Why do physical properties of cells matter?


Physical properties of cells reflect physiological and pathological changes in cell function. They are promising biomarkers for disease diagnosis and prognosis. For example, we have recently demonstrated their utility for detecting blood mechanical changes in the context of COVID-19.

Combined with machine learning, this technology is a discovery machine for characterizing cell populations and functional states invisible to marker-based techniques.

An HL-60 cell deforming under shear stress in a microfluidic channel. Video by MPL, licensed CC0.

What is physical phenotyping of cells?


The characterization of single living cells by their physical and morphological features, including size, shape, deformability and other properties. Physical phenotyping adds a new functional, marker-free and unbiased dimension to flow cytometry with diverse applications in biology, biotechnology and medicine.

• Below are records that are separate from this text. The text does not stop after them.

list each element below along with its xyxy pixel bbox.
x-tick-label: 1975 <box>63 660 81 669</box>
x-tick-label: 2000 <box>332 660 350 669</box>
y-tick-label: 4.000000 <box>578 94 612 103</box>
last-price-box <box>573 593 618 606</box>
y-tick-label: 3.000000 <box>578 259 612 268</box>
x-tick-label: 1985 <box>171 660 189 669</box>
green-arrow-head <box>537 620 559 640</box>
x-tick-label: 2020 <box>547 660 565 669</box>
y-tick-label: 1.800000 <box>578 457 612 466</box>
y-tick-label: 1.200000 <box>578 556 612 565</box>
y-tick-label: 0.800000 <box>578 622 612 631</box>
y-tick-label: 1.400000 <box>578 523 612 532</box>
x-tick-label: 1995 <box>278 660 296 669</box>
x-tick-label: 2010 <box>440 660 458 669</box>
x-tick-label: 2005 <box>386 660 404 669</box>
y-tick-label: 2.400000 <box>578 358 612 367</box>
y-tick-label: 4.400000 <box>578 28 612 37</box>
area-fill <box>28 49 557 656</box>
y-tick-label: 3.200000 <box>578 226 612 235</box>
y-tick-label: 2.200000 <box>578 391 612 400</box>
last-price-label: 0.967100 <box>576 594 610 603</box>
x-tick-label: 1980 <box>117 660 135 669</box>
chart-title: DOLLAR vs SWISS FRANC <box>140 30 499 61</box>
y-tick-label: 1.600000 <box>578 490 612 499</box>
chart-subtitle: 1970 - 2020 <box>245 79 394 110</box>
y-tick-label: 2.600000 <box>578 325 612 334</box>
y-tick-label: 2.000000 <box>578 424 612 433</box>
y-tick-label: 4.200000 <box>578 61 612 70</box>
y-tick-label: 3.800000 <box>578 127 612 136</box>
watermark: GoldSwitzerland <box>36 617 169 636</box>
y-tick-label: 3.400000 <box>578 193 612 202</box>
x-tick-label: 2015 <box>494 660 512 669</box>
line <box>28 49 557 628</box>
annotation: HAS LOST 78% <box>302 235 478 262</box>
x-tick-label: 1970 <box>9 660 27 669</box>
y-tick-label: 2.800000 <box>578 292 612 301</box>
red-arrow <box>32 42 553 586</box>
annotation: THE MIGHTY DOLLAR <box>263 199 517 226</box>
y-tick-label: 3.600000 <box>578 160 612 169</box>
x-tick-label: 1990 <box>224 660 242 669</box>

a diagram of the layout of Rivercyte's microfluidic chips

Scheme of the microfluidic chip used for deformability cytometry. Image by MPL, licensed CC0.

How does it work?


Cells flow through a narrow microfluidic channel, where they deform due to the forces applied. An image is taken of each cell. Physical phenotype parameters of the cell are extracted from the image.

Thanks to high-speed video microscopy, our analysis rates of 1,000 cells/s approach those of conventional fluorescence-based flow cytometers. Hundreds of thousands of cells can be measured within minutes.

Any cell suspension can be analyzed - blood and other liquid biopsies, cells from solid tissues, cultured cells. All of this without time- and material-consuming sample preparation such as staining.